Now suppose that we want to perform this operation over a batch of LinearOperators, each with different data.

First we can vmap over the functions constructing the LinearOperators:

[14]:
from torch.func import vmap
bW, bD = vmap(construct_complicated_linops)(torch.randn(3,5, 5))

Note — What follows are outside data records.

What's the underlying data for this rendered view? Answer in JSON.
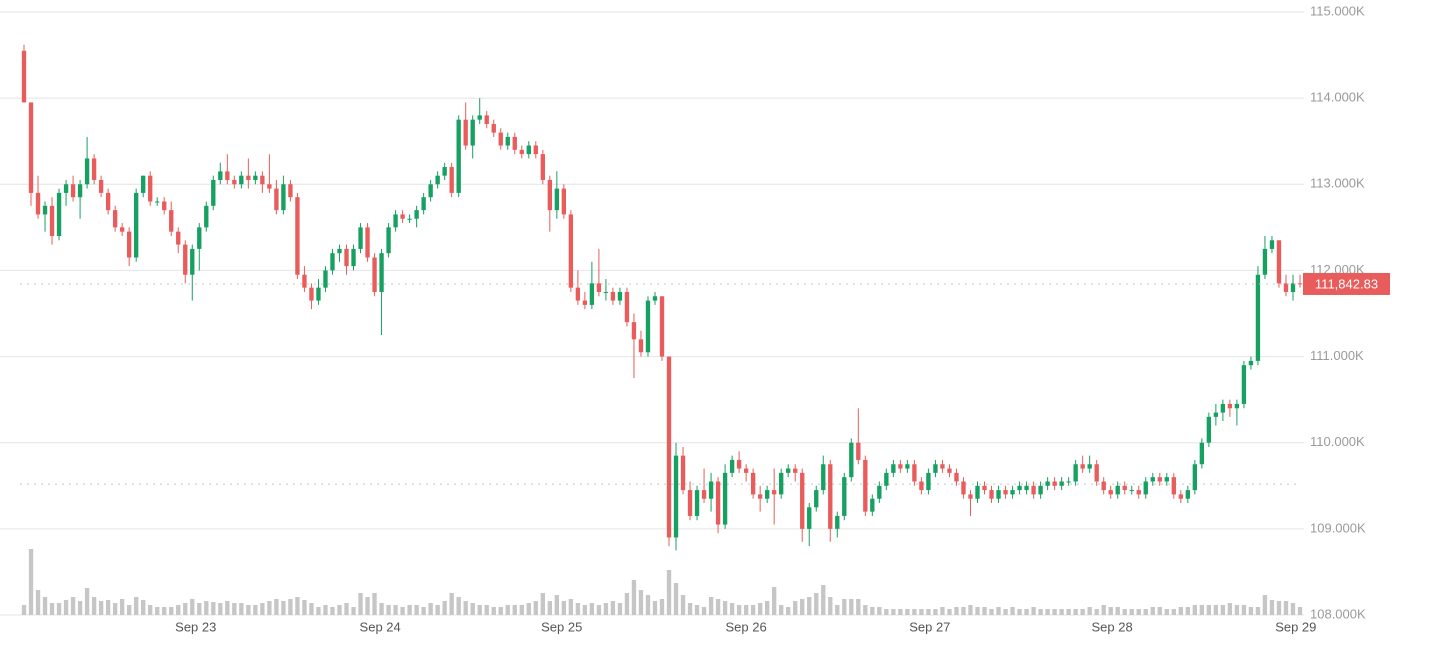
{
  "chart_data": {
    "type": "candlestick",
    "colors": {
      "up": "#16a062",
      "down": "#e85c5c",
      "volume": "#c6c6c6"
    },
    "ylim": [
      108000,
      115000
    ],
    "yticks": [
      {
        "value": 108000,
        "label": "108.000K"
      },
      {
        "value": 109000,
        "label": "109.000K"
      },
      {
        "value": 110000,
        "label": "110.000K"
      },
      {
        "value": 111000,
        "label": "111.000K"
      },
      {
        "value": 112000,
        "label": "112.000K"
      },
      {
        "value": 113000,
        "label": "113.000K"
      },
      {
        "value": 114000,
        "label": "114.000K"
      },
      {
        "value": 115000,
        "label": "115.000K"
      }
    ],
    "xlim": [
      0,
      182
    ],
    "xticks": [
      {
        "value": 24.5,
        "label": "Sep 23"
      },
      {
        "value": 50.8,
        "label": "Sep 24"
      },
      {
        "value": 76.7,
        "label": "Sep 25"
      },
      {
        "value": 103,
        "label": "Sep 26"
      },
      {
        "value": 129.2,
        "label": "Sep 27"
      },
      {
        "value": 155.2,
        "label": "Sep 28"
      },
      {
        "value": 181.4,
        "label": "Sep 29"
      }
    ],
    "grid": true,
    "current_price": {
      "value": 111842.83,
      "label": "111,842.83"
    },
    "reference_line": 109520,
    "volume_lim": [
      0,
      70
    ],
    "ohlc": [
      [
        114550,
        114620,
        113950,
        113950
      ],
      [
        113950,
        113950,
        112750,
        112900
      ],
      [
        112900,
        113100,
        112600,
        112650
      ],
      [
        112650,
        112800,
        112450,
        112750
      ],
      [
        112750,
        112850,
        112300,
        112400
      ],
      [
        112400,
        112950,
        112350,
        112900
      ],
      [
        112900,
        113050,
        112750,
        113000
      ],
      [
        113000,
        113100,
        112800,
        112850
      ],
      [
        112850,
        113050,
        112600,
        113000
      ],
      [
        113000,
        113550,
        112950,
        113300
      ],
      [
        113300,
        113350,
        113000,
        113050
      ],
      [
        113050,
        113100,
        112850,
        112900
      ],
      [
        112900,
        112950,
        112650,
        112700
      ],
      [
        112700,
        112750,
        112450,
        112500
      ],
      [
        112500,
        112550,
        112400,
        112450
      ],
      [
        112450,
        112500,
        112050,
        112150
      ],
      [
        112150,
        112950,
        112100,
        112900
      ],
      [
        112900,
        113100,
        112850,
        113100
      ],
      [
        113100,
        113150,
        112750,
        112800
      ],
      [
        112800,
        112850,
        112750,
        112800
      ],
      [
        112800,
        112850,
        112650,
        112700
      ],
      [
        112700,
        112800,
        112400,
        112450
      ],
      [
        112450,
        112500,
        112200,
        112300
      ],
      [
        112300,
        112350,
        111850,
        111950
      ],
      [
        111950,
        112300,
        111650,
        112250
      ],
      [
        112250,
        112550,
        112000,
        112500
      ],
      [
        112500,
        112800,
        112450,
        112750
      ],
      [
        112750,
        113100,
        112700,
        113050
      ],
      [
        113050,
        113250,
        113000,
        113150
      ],
      [
        113150,
        113350,
        113000,
        113050
      ],
      [
        113050,
        113100,
        112950,
        113000
      ],
      [
        113000,
        113150,
        112950,
        113100
      ],
      [
        113100,
        113300,
        112950,
        113050
      ],
      [
        113050,
        113150,
        113000,
        113100
      ],
      [
        113100,
        113150,
        112900,
        113000
      ],
      [
        113000,
        113350,
        112900,
        112950
      ],
      [
        112950,
        113050,
        112650,
        112700
      ],
      [
        112700,
        113100,
        112650,
        113000
      ],
      [
        113000,
        113050,
        112800,
        112850
      ],
      [
        112850,
        112900,
        111900,
        111950
      ],
      [
        111950,
        112050,
        111750,
        111800
      ],
      [
        111800,
        111850,
        111550,
        111650
      ],
      [
        111650,
        111900,
        111600,
        111800
      ],
      [
        111800,
        112050,
        111750,
        112000
      ],
      [
        112000,
        112250,
        111950,
        112200
      ],
      [
        112200,
        112300,
        112100,
        112250
      ],
      [
        112250,
        112300,
        111950,
        112050
      ],
      [
        112050,
        112300,
        112000,
        112250
      ],
      [
        112250,
        112550,
        112200,
        112500
      ],
      [
        112500,
        112550,
        112100,
        112150
      ],
      [
        112150,
        112200,
        111700,
        111750
      ],
      [
        111750,
        112250,
        111250,
        112200
      ],
      [
        112200,
        112550,
        112150,
        112500
      ],
      [
        112500,
        112700,
        112450,
        112650
      ],
      [
        112650,
        112700,
        112550,
        112600
      ],
      [
        112600,
        112650,
        112550,
        112600
      ],
      [
        112600,
        112750,
        112500,
        112700
      ],
      [
        112700,
        112900,
        112650,
        112850
      ],
      [
        112850,
        113050,
        112800,
        113000
      ],
      [
        113000,
        113150,
        112950,
        113100
      ],
      [
        113100,
        113250,
        113050,
        113200
      ],
      [
        113200,
        113250,
        112850,
        112900
      ],
      [
        112900,
        113800,
        112850,
        113750
      ],
      [
        113750,
        113950,
        113400,
        113450
      ],
      [
        113450,
        113800,
        113300,
        113750
      ],
      [
        113750,
        114000,
        113700,
        113800
      ],
      [
        113800,
        113850,
        113650,
        113700
      ],
      [
        113700,
        113750,
        113550,
        113600
      ],
      [
        113600,
        113650,
        113400,
        113450
      ],
      [
        113450,
        113600,
        113400,
        113550
      ],
      [
        113550,
        113600,
        113350,
        113400
      ],
      [
        113400,
        113450,
        113300,
        113350
      ],
      [
        113350,
        113500,
        113300,
        113450
      ],
      [
        113450,
        113500,
        113300,
        113350
      ],
      [
        113350,
        113400,
        113000,
        113050
      ],
      [
        113050,
        113100,
        112450,
        112700
      ],
      [
        112700,
        113150,
        112600,
        112950
      ],
      [
        112950,
        113000,
        112600,
        112650
      ],
      [
        112650,
        112700,
        111750,
        111800
      ],
      [
        111800,
        112000,
        111600,
        111650
      ],
      [
        111650,
        111750,
        111550,
        111600
      ],
      [
        111600,
        112100,
        111550,
        111850
      ],
      [
        111850,
        112250,
        111700,
        111750
      ],
      [
        111750,
        111900,
        111650,
        111750
      ],
      [
        111750,
        111800,
        111600,
        111650
      ],
      [
        111650,
        111800,
        111600,
        111750
      ],
      [
        111750,
        111800,
        111350,
        111400
      ],
      [
        111400,
        111500,
        110750,
        111200
      ],
      [
        111200,
        111300,
        111000,
        111050
      ],
      [
        111050,
        111700,
        111000,
        111650
      ],
      [
        111650,
        111750,
        111600,
        111700
      ],
      [
        111700,
        111700,
        110950,
        111000
      ],
      [
        111000,
        111000,
        108800,
        108900
      ],
      [
        108900,
        110000,
        108750,
        109850
      ],
      [
        109850,
        109950,
        109400,
        109450
      ],
      [
        109450,
        109550,
        109100,
        109150
      ],
      [
        109150,
        109500,
        109100,
        109450
      ],
      [
        109450,
        109700,
        109300,
        109350
      ],
      [
        109350,
        109650,
        109200,
        109550
      ],
      [
        109550,
        109600,
        108950,
        109050
      ],
      [
        109050,
        109750,
        109000,
        109650
      ],
      [
        109650,
        109850,
        109600,
        109800
      ],
      [
        109800,
        109900,
        109650,
        109700
      ],
      [
        109700,
        109750,
        109550,
        109650
      ],
      [
        109650,
        109700,
        109350,
        109400
      ],
      [
        109400,
        109500,
        109200,
        109350
      ],
      [
        109350,
        109500,
        109300,
        109450
      ],
      [
        109450,
        109700,
        109050,
        109400
      ],
      [
        109400,
        109700,
        109350,
        109650
      ],
      [
        109650,
        109750,
        109600,
        109700
      ],
      [
        109700,
        109750,
        109550,
        109650
      ],
      [
        109650,
        109700,
        108850,
        109000
      ],
      [
        109000,
        109300,
        108800,
        109250
      ],
      [
        109250,
        109500,
        109200,
        109450
      ],
      [
        109450,
        109850,
        109400,
        109750
      ],
      [
        109750,
        109800,
        108850,
        109000
      ],
      [
        109000,
        109200,
        108900,
        109150
      ],
      [
        109150,
        109650,
        109100,
        109600
      ],
      [
        109600,
        110050,
        109550,
        110000
      ],
      [
        110000,
        110400,
        109750,
        109800
      ],
      [
        109800,
        109850,
        109150,
        109200
      ],
      [
        109200,
        109400,
        109150,
        109350
      ],
      [
        109350,
        109550,
        109300,
        109500
      ],
      [
        109500,
        109700,
        109450,
        109650
      ],
      [
        109650,
        109800,
        109600,
        109750
      ],
      [
        109750,
        109800,
        109650,
        109700
      ],
      [
        109700,
        109800,
        109650,
        109750
      ],
      [
        109750,
        109800,
        109500,
        109550
      ],
      [
        109550,
        109600,
        109400,
        109450
      ],
      [
        109450,
        109700,
        109400,
        109650
      ],
      [
        109650,
        109800,
        109600,
        109750
      ],
      [
        109750,
        109800,
        109650,
        109700
      ],
      [
        109700,
        109750,
        109600,
        109650
      ],
      [
        109650,
        109700,
        109500,
        109550
      ],
      [
        109550,
        109600,
        109350,
        109400
      ],
      [
        109400,
        109450,
        109150,
        109350
      ],
      [
        109350,
        109550,
        109300,
        109500
      ],
      [
        109500,
        109550,
        109400,
        109450
      ],
      [
        109450,
        109500,
        109300,
        109350
      ],
      [
        109350,
        109500,
        109300,
        109450
      ],
      [
        109450,
        109500,
        109350,
        109400
      ],
      [
        109400,
        109500,
        109350,
        109450
      ],
      [
        109450,
        109550,
        109400,
        109500
      ],
      [
        109450,
        109550,
        109400,
        109500
      ],
      [
        109500,
        109550,
        109350,
        109400
      ],
      [
        109400,
        109550,
        109350,
        109500
      ],
      [
        109500,
        109600,
        109450,
        109550
      ],
      [
        109550,
        109600,
        109450,
        109500
      ],
      [
        109500,
        109600,
        109450,
        109550
      ],
      [
        109550,
        109600,
        109500,
        109550
      ],
      [
        109550,
        109800,
        109500,
        109750
      ],
      [
        109750,
        109850,
        109650,
        109700
      ],
      [
        109700,
        109850,
        109650,
        109750
      ],
      [
        109750,
        109800,
        109500,
        109550
      ],
      [
        109550,
        109600,
        109400,
        109450
      ],
      [
        109450,
        109500,
        109350,
        109400
      ],
      [
        109400,
        109550,
        109350,
        109500
      ],
      [
        109500,
        109550,
        109400,
        109450
      ],
      [
        109450,
        109500,
        109400,
        109450
      ],
      [
        109450,
        109500,
        109350,
        109400
      ],
      [
        109400,
        109600,
        109350,
        109550
      ],
      [
        109550,
        109650,
        109500,
        109600
      ],
      [
        109600,
        109650,
        109500,
        109550
      ],
      [
        109550,
        109650,
        109500,
        109600
      ],
      [
        109600,
        109650,
        109350,
        109400
      ],
      [
        109400,
        109450,
        109300,
        109350
      ],
      [
        109350,
        109500,
        109300,
        109450
      ],
      [
        109450,
        109800,
        109400,
        109750
      ],
      [
        109750,
        110050,
        109700,
        110000
      ],
      [
        110000,
        110350,
        109950,
        110300
      ],
      [
        110300,
        110450,
        110200,
        110350
      ],
      [
        110350,
        110500,
        110250,
        110450
      ],
      [
        110450,
        110500,
        110300,
        110400
      ],
      [
        110400,
        110500,
        110200,
        110450
      ],
      [
        110450,
        110950,
        110400,
        110900
      ],
      [
        110900,
        111000,
        110850,
        110950
      ],
      [
        110950,
        112050,
        110900,
        111950
      ],
      [
        111950,
        112400,
        111900,
        112250
      ],
      [
        112250,
        112400,
        112200,
        112350
      ],
      [
        112350,
        112350,
        111800,
        111850
      ],
      [
        111850,
        111950,
        111700,
        111750
      ],
      [
        111750,
        111950,
        111650,
        111850
      ],
      [
        111850,
        111950,
        111800,
        111842.83
      ]
    ],
    "volume": [
      10,
      66,
      25,
      18,
      12,
      12,
      15,
      18,
      14,
      27,
      18,
      14,
      15,
      12,
      16,
      10,
      18,
      15,
      10,
      8,
      8,
      8,
      10,
      12,
      16,
      12,
      14,
      13,
      12,
      14,
      12,
      12,
      10,
      10,
      12,
      14,
      16,
      14,
      16,
      18,
      15,
      12,
      8,
      10,
      8,
      10,
      12,
      8,
      22,
      18,
      22,
      12,
      10,
      10,
      8,
      10,
      10,
      8,
      12,
      10,
      14,
      22,
      18,
      14,
      12,
      10,
      10,
      8,
      8,
      10,
      10,
      10,
      12,
      14,
      22,
      14,
      20,
      14,
      16,
      12,
      10,
      12,
      10,
      12,
      14,
      12,
      22,
      35,
      25,
      20,
      14,
      16,
      45,
      32,
      20,
      12,
      10,
      8,
      18,
      16,
      14,
      12,
      10,
      10,
      10,
      12,
      14,
      28,
      10,
      8,
      14,
      16,
      18,
      22,
      30,
      18,
      10,
      16,
      16,
      16,
      10,
      8,
      8,
      6,
      6,
      6,
      6,
      6,
      6,
      6,
      6,
      8,
      6,
      8,
      8,
      10,
      8,
      8,
      6,
      8,
      6,
      8,
      6,
      6,
      8,
      6,
      6,
      6,
      6,
      6,
      6,
      6,
      8,
      6,
      10,
      8,
      8,
      6,
      6,
      6,
      6,
      8,
      8,
      6,
      6,
      8,
      8,
      10,
      10,
      10,
      10,
      10,
      12,
      10,
      10,
      8,
      8,
      20,
      15,
      14,
      14,
      12,
      8
    ]
  }
}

Notice that the objects are the same types and shapes,

[15]:
print(bW.shape, type(bW))
print(bD.shape, type(bD))
(12, 12) <class 'cola.ops.operators.BlockDiag[cola.ops.operators.Sum[cola.ops.operators.Product[cola.ops.operators.Dense, cola.ops.operators.Dense], cola.ops.operators.Identity], cola.ops.operators.Diagonal]'>
(12, 12) <class 'cola.ops.operators.Diagonal'>

However the data the makes up these objects now has a batch dimension:

[16]:
bD.diag.shape
[16]:
torch.Size([3, 12])

In general these objects should not be used except precisely in conjunction with a function which is vmapped over a LinearOperator input, as shown below with perform_operations.

[17]:
all_outs = torch.func.vmap(perform_operations)(bW, bD, torch.randn(3,bW.shape[0]))
print(all_outs.shape)
torch.Size([3, 12])

🚧 Note: Not all LinearOperators with pytorch backend support vmap 🚧

For example kronecker:

[18]:
def get_entries(M):
    return M[:5,:5].to_dense()

try:
    vmap(get_entries)(vmap(cola.kron)(bW, bD))
except RuntimeError as e:
    print("raised exception:", e)
raised exception: Batching rule not implemented for aten::moveaxis.int; the fallback path doesn't work on out= or view ops.